Here's what I know:  I'm softer now, both inside and out.

My tummy used to be smooth and taut.  Then it stretched and grew to accommodate you two and keep you safe while God did His work in there, putting you together.  Now it's a squishy pillow that you both love to nuzzle in to.  My breasts used to be firm and supple.  They nourished your brother for over a year and continue to provide your every calorie.  They bulge and ache in the morning and grow softer as I feed you through the day.  When I lie down at night they seem most akin to pancakes, and for what it's worth, you appreciate their nourishment just the same.
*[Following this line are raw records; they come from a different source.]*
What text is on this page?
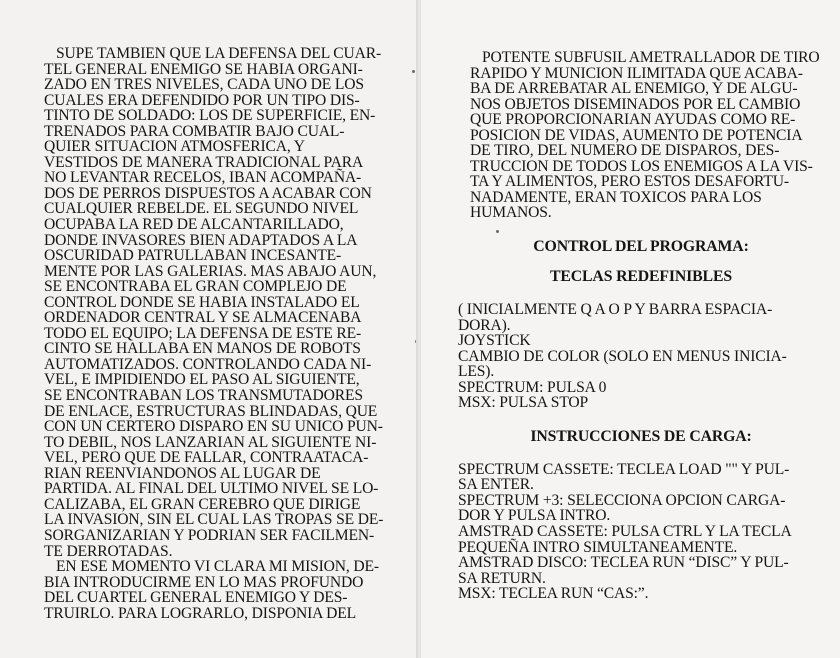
SUPE TAMBIEN QUE LA DEFENSA DEL CUAR-
TEL GENERAL ENEMIGO SE HABIA ORGANI-
ZADO EN TRES NIVELES, CADA UNO DE LOS
CUALES ERA DEFENDIDO POR UN TIPO DIS-
TINTO DE SOLDADO: LOS DE SUPERFICIE, EN-
TRENADOS PARA COMBATIR BAJO CUAL-
QUIER SITUACION ATMOSFERICA, Y
VESTIDOS DE MANERA TRADICIONAL PARA
NO LEVANTAR RECELOS, IBAN ACOMPAÑA-
DOS DE PERROS DISPUESTOS A ACABAR CON
CUALQUIER REBELDE. EL SEGUNDO NIVEL
OCUPABA LA RED DE ALCANTARILLADO,
DONDE INVASORES BIEN ADAPTADOS A LA
OSCURIDAD PATRULLABAN INCESANTE-
MENTE POR LAS GALERIAS. MAS ABAJO AUN,
SE ENCONTRABA EL GRAN COMPLEJO DE
CONTROL DONDE SE HABIA INSTALADO EL
ORDENADOR CENTRAL Y SE ALMACENABA
TODO EL EQUIPO; LA DEFENSA DE ESTE RE-
CINTO SE HALLABA EN MANOS DE ROBOTS
AUTOMATIZADOS. CONTROLANDO CADA NI-
VEL, E IMPIDIENDO EL PASO AL SIGUIENTE,
SE ENCONTRABAN LOS TRANSMUTADORES
DE ENLACE, ESTRUCTURAS BLINDADAS, QUE
CON UN CERTERO DISPARO EN SU UNICO PUN-
TO DEBIL, NOS LANZARIAN AL SIGUIENTE NI-
VEL, PERO QUE DE FALLAR, CONTRAATACA-
RIAN REENVIANDONOS AL LUGAR DE
PARTIDA. AL FINAL DEL ULTIMO NIVEL SE LO-
CALIZABA, EL GRAN CEREBRO QUE DIRIGE
LA INVASION, SIN EL CUAL LAS TROPAS SE DE-
SORGANIZARIAN Y PODRIAN SER FACILMEN-
TE DERROTADAS.

EN ESE MOMENTO VI CLARA MI MISION, DE-
BIA INTRODUCIRME EN LO MAS PROFUNDO
DEL CUARTEL GENERAL ENEMIGO Y DES-
TRUIRLO. PARA LOGRARLO, DISPONIA DEL

POTENTE SUBFUSIL AMETRALLADOR DE TIRO
RAPIDO Y MUNICION ILIMITADA QUE ACABA-
BA DE ARREBATAR AL ENEMIGO, Y DE ALGU-
NOS OBJETOS DISEMINADOS POR EL CAMBIO
QUE PROPORCIONARIAN AYUDAS COMO RE-
POSICION DE VIDAS, AUMENTO DE POTENCIA
DE TIRO, DEL NUMERO DE DISPAROS, DES-
TRUCCION DE TODOS LOS ENEMIGOS A LA VIS-
TA Y ALIMENTOS, PERO ESTOS DESAFORTU-
NADAMENTE, ERAN TOXICOS PARA LOS
HUMANOS.

CONTROL DEL PROGRAMA:
TECLAS REDEFINIBLES

( INICIALMENTE Q A O P Y BARRA ESPACIA-
DORA).

JOYSTICK
CAMBIO DE COLOR (SOLO EN MENUS INICIA-
LES).
SPECTRUM: PULSA 0
MSX: PULSA STOP

INSTRUCCIONES DE CARGA:

SPECTRUM CASSETE: TECLEA LOAD "" Y PUL-
SA ENTER.
SPECTRUM +3: SELECCIONA OPCION CARGA-
DOR Y PULSA INTRO.
AMSTRAD CASSETE: PULSA CTRL Y LA TECLA
PEQUEÑA INTRO SIMULTANEAMENTE.
AMSTRAD DISCO: TECLEA RUN “DISC” Y PUL-
SA RETURN.
MSX: TECLEA RUN “CAS:”.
I used to think I knew things.  I used to have "theories" and ideas about "best practices" for education, for sleep habits, for nutrition.  Now I know that all of the research in the world doesn't much matter when something different is what works best for Momma and baby.  I used to have a plan.  Annual goals, a monthly calendar, a daily schedule.  Now I have a toddler and an infant.  Some days drag on as we struggle to figure each other out, as teeth poke their way through tender gums, as germs cause stuffy noses and disturbed sleep.  Some months fly by as I grasp at fleeting moments of accomplishments and milestones that seem to come one right after the other.

I've learned to withhold judgement far better than I used to.  There were so many things I thought parents were crazy for doing, things that I've now found myself trying, or at least being able to understand.  I've grown to love your daddy even more.  There is nothing quite like watching a big, strong, grown man be so tender with his baby.  It turns me to mush.  Every day when he tickles your brother or sings you a song, I fall ever more in love.  More importantly, I've learned to trust him in a way that I never could have if I hadn't had such precious gifts to share with him.  You and your brother are our joint responsibility, and our relationship has grown so much stronger as we've shared you two.

Above all else, I have grown ever more reliant upon my God.  I know now, more than ever, that I need His guidance, His direction, His love, His forgiveness.  I turn to him so much more now that I have you two to shepherd.  I ask His protection over you both on a daily basis, because I know that you are His.  I know, as hard as it is to understand, that you are merely on loan to me.  That He has entrusted you to the care of your daddy and me.  We need His help, daily, to do best by you both.  And yet, I know that in my "doing my best" I will still fail to give you all that you need.  You need more than me, more than Daddy.  You need Him, too.  And so I pray that where I fail, where Daddy and I fall short, that you will seek God, because He will not fail you.  He will not fall short.  He will provide all of your needs, all of them.  It is only by my faith in Him that I continue to grow in to the mother He intended for me to be to you and your brother.  Pointing you to Him is the only way I manage to maintain my sanity, to keep my hope, because I will never be enough for you, and that's exactly as it should be.  I will never be enough because in my falling short, you are led to His never failing.